I applied through college or university. The process took 1 day. I interviewed at Amazon (Seattle, WA) in Mar 2009
Interview
Gave resume to recruiter during career fair. A month later had an on campus interview; consisted of two 30 minute 1:1 interviews. Since this was an internship interview, the interview consisted of mostly technical questions such as algorithms, coding questions, and data structures questions. One interviewer was very nice, the other was somewhat mean, but I later found out he has a reputation for being a somewhat mean interviewer.
Interview questions [2]
Question 1
Design and implement (in a programming language) an algorithm to solve a boggle puzzle given an API function isWord()
I applied through college or university. The process took 1 day. I interviewed at Amazon in Mar 2008
Interview
There was posting for SDE interns on my university's job site. So I applied online via the job site to the job position. Within a week, I was scheduled for two 45-minute in person interviews on my university's campus. Both interviews were technical interviews with current SDEs. I interviewed with them and they got back to me within two weeks.

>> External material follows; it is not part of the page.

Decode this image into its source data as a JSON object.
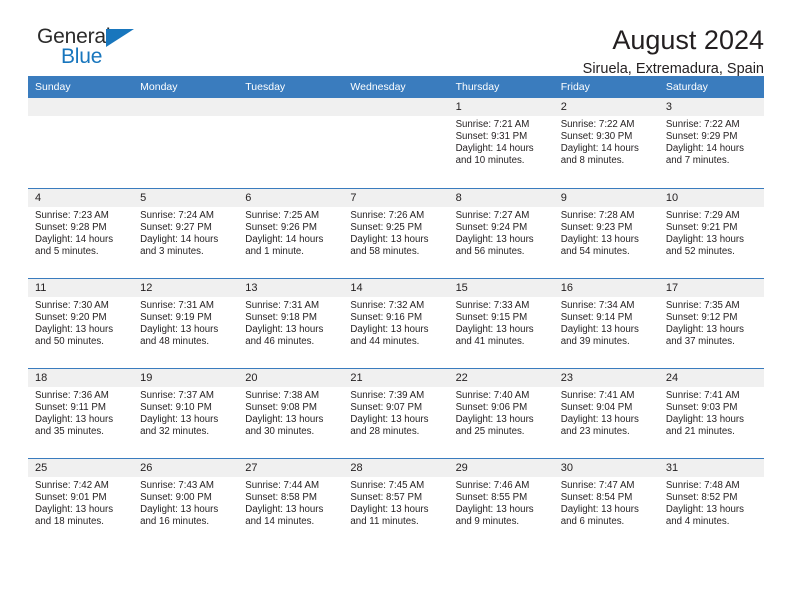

I applied through college or university. The process took 2 weeks. I interviewed at Amazon (Seattle, WA) in Mar 2008
Interview
I got the interview by giving them my resume at an on-campus job fair, answering some basic technical questions right on the spot and following up by submitting my resume online that night. They were the only company that asked me actual technical questions at the fair, but I think they were using it in place of a phone screen to weed out the obviously unsuitable candidates.
I got an e-mail within a day or two, asking me to sign up for an on-campus interview to take place in about two weeks. On the day of the interview I met with two separate people, each for about 45 minutes to an hour.
The first person asked me a couple of basic can you actually program kind of questions, but then followed up by asking me about the performance characteristics of my implementations and asking me to improve them in time, space or both. He then asked me to design a stack data structure in my language of choice, and asked me to explain my design decisions. Finally he closed the interview by asking me whether there was anything I wanted to know about Amazon, and spending a few minutes answering my questions.
The second person spent a few minutes discussing the painting on the wall, and used it as a lead-in to ask the hardest question of the interview: how would I determine whether a binary tree structure was symmetric, both in shape, and in contents. I spent a few minutes working out a solution which was in fact wrong, since it tested whether the tree was bushy, not whether it was symmetric. However, the interviewer pointed out that I was wrong, and asked me what was wrong, and what my solution actually did. Once I had answered these questions, he started asking questions designed to lead me to the correct answer, which I did eventually find. Once I had found the correct answer, he asked me some questions about the performance characteristics of the algorithm, as well as how big the data structures involved would grow to during the run.
Both interviewers seemed more interested in my problem solving process/skills than in how well I answered the questions.
About a day after the interview, I got an e-mail letting me know that I would be receiving an offer and asking me for a good time for the recruiter to contact me to discuss that offer. I did choose to accept the offer.
Interview questions [2]
Question 1
Given an array of integers, all but one of which appears an even number of times, find the one integer which appears an odd number of times. Upon completion, asked to improve the algorithm in terms of both time and space, eventually asked to do it in O(n) time and constant space.